The caller didn't know where to turn. The owner of an Alexandria, Va., townhouse had put his home on the market months ago. His real estate agent visited once, staked a "For Sale" sign in the yard, then dropped out of sight. Buyers were nowhere to be found. Now, he wondered whether the woman on the line could help.
Another plea came from a homeowner facing foreclosure. He needed to sell his home at a lower price -- and fast. Yet another query came from a military man looking for help in relocating, preferably from someone who could speak Spanish to his wife.
At the Real Match office in Annendale, Va., Marguerite Downey listened to callers, one by one, asked some questions and pumped a few key facts into her computer.
Names of real estate agents with particular specialties flashed on the screen, agents she could link with callers in minutes.
The new referral service matching buyers and sellers with agents appears to be the first of its kind -- at least in metropolitan Washington. Real Match screens its agents based on experience, sales, education, special credentials or awards and former customers' recommendations.
The service, in business for about four months, hopes to expand soon, with more agents licensed in Maryland and Washington. In the spring, the company says it will try to crack the Baltimore market.
Similar services are likely to become one by-product of an increasingly computerized industry, says Nancy C. Hubble, former president of the Greater Baltimore Board of Realtors.
Already, catalogs listing agents with special, nationally recognized designations are available. Two-way data bases could take that idea one step further, she said.
"As we become more computerized, it doesn't surprise me we're seeing these services," Ms. Hubble said, predicting more and more agents would take advantage of new ways to market themselves as they become available.
Finding the right agent often is more important than people think, said Ms. Downey, marketing director for Real Match. "It's surprising, but the biggest transaction of most people's lives people will put into random strangers' hands," she said. "Things do go wrong."
With the service, buyers and sellers save themselves the time and hassle of calling numerous agencies or sitting through several agents' presentations to find the right person. They are not charged. Agents pay $75 per referral.
Ms. Downey's sister, Frances Downey, started the company after getting her real estate license and seeing the competition among agents.
"Agents are forced to spend too much time selling themselves instead of homes, while their customers are overwhelmed by the competition to gain their business," said Frances Downey, the company's president.
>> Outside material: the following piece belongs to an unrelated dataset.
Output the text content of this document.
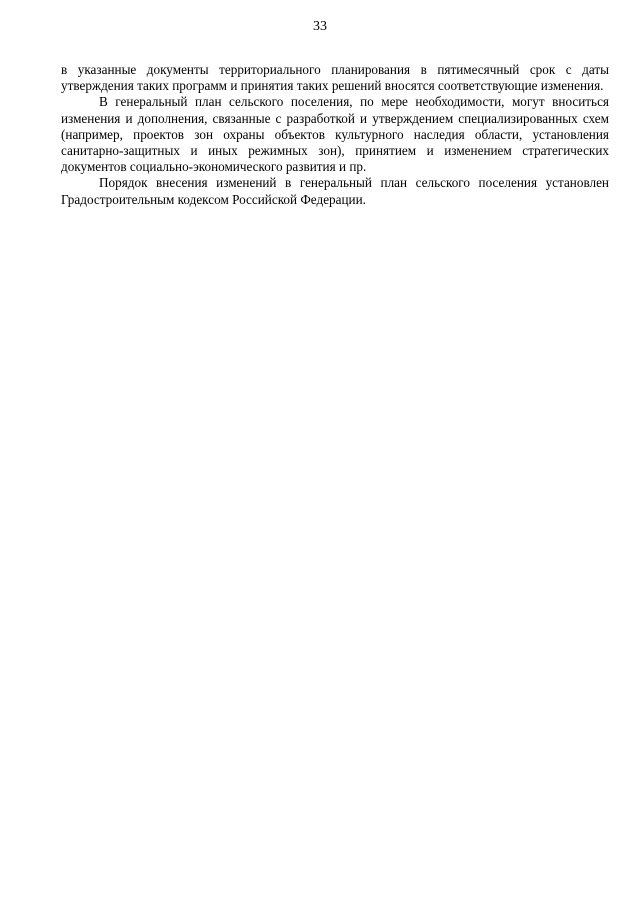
33

в указанные документы территориального планирования в пятимесячный срок с даты утверждения таких программ и принятия таких решений вносятся соответствующие изменения.

В генеральный план сельского поселения, по мере необходимости, могут вноситься изменения и дополнения, связанные с разработкой и утверждением специализированных схем (например, проектов зон охраны объектов культурного наследия области, установления санитарно-защитных и иных режимных зон), принятием и изменением стратегических документов социально-экономического развития и пр.

Порядок внесения изменений в генеральный план сельского поселения установлен Градостроительным кодексом Российской Федерации.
When customers call in, they're questioned about the type of home and location they are seeking, whether they're relocating and whether they're first-time buyers.
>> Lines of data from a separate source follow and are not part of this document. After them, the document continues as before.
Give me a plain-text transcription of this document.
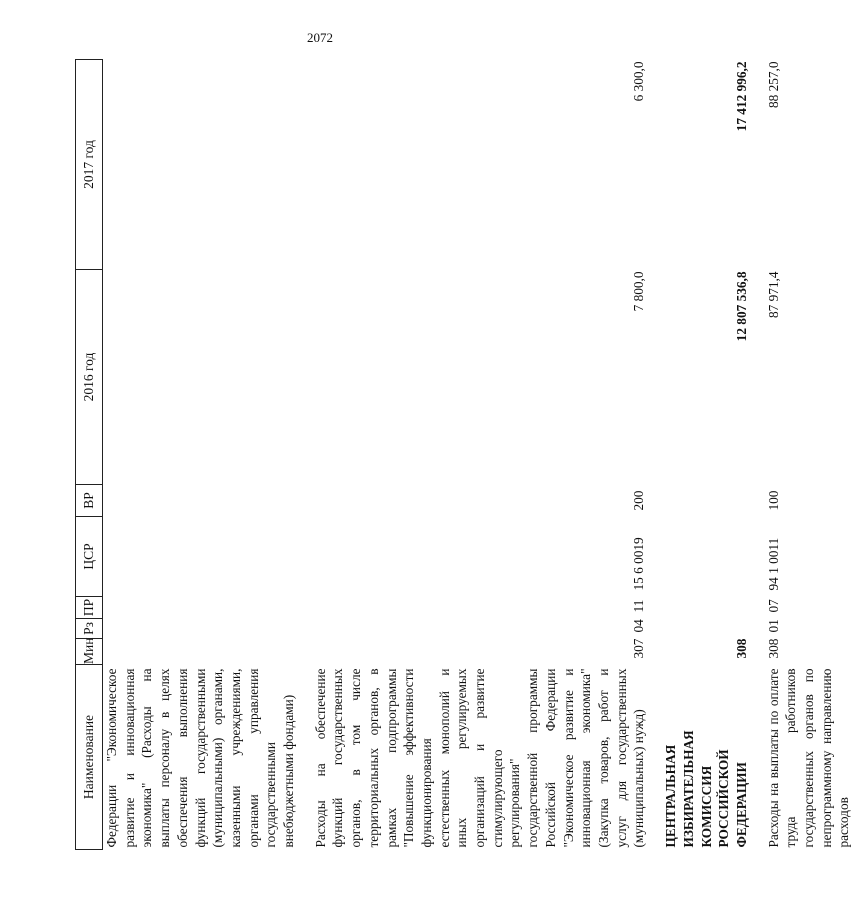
2072
Наименование	Мин	Рз	ПР	ЦСР	ВР	2016 год	2017 год
Федерации "Экономическое развитие и инновационная экономика" (Расходы на выплаты персоналу в целях обеспечения выполнения функций государственными (муниципальными) органами, казенными учреждениями, органами управления государственными внебюджетными фондами)							

Расходы на обеспечение функций государственных органов, в том числе территориальных органов, в рамках подпрограммы "Повышение эффективности функционирования естественных монополий и иных регулируемых организаций и развитие стимулирующего регулирования" государственной программы Российской Федерации "Экономическое развитие и инновационная экономика" (Закупка товаров, работ и услуг для государственных (муниципальных) нужд)	307	04	11	15 6 0019	200	7 800,0	6 300,0

ЦЕНТРАЛЬНАЯ ИЗБИРАТЕЛЬНАЯ КОМИССИЯ РОССИЙСКОЙ ФЕДЕРАЦИИ	308					12 807 536,8	17 412 996,2

Расходы на выплаты по оплате труда работников государственных органов по непрограммному направлению расходов	308	01	07	94 1 0011	100	87 971,4	88 257,0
The customers also are asked about special needs, for instance, whether they want an assumable loan or a foreign speaking agent.
The 30 agents listed by Real Match come from a cross-section of companies. Some are licensed in Maryland as well as Virginia.
Each specialty listed by Real Match -- assumable loans, foreclosures, foreign languages, first-time buyers and relocations -- is covered by at least two agents.
The company expects to keep its agent data base to no more than 50 agents to retain its exclusivity. Several loan officers and title companies, recommended by agents, are also listed.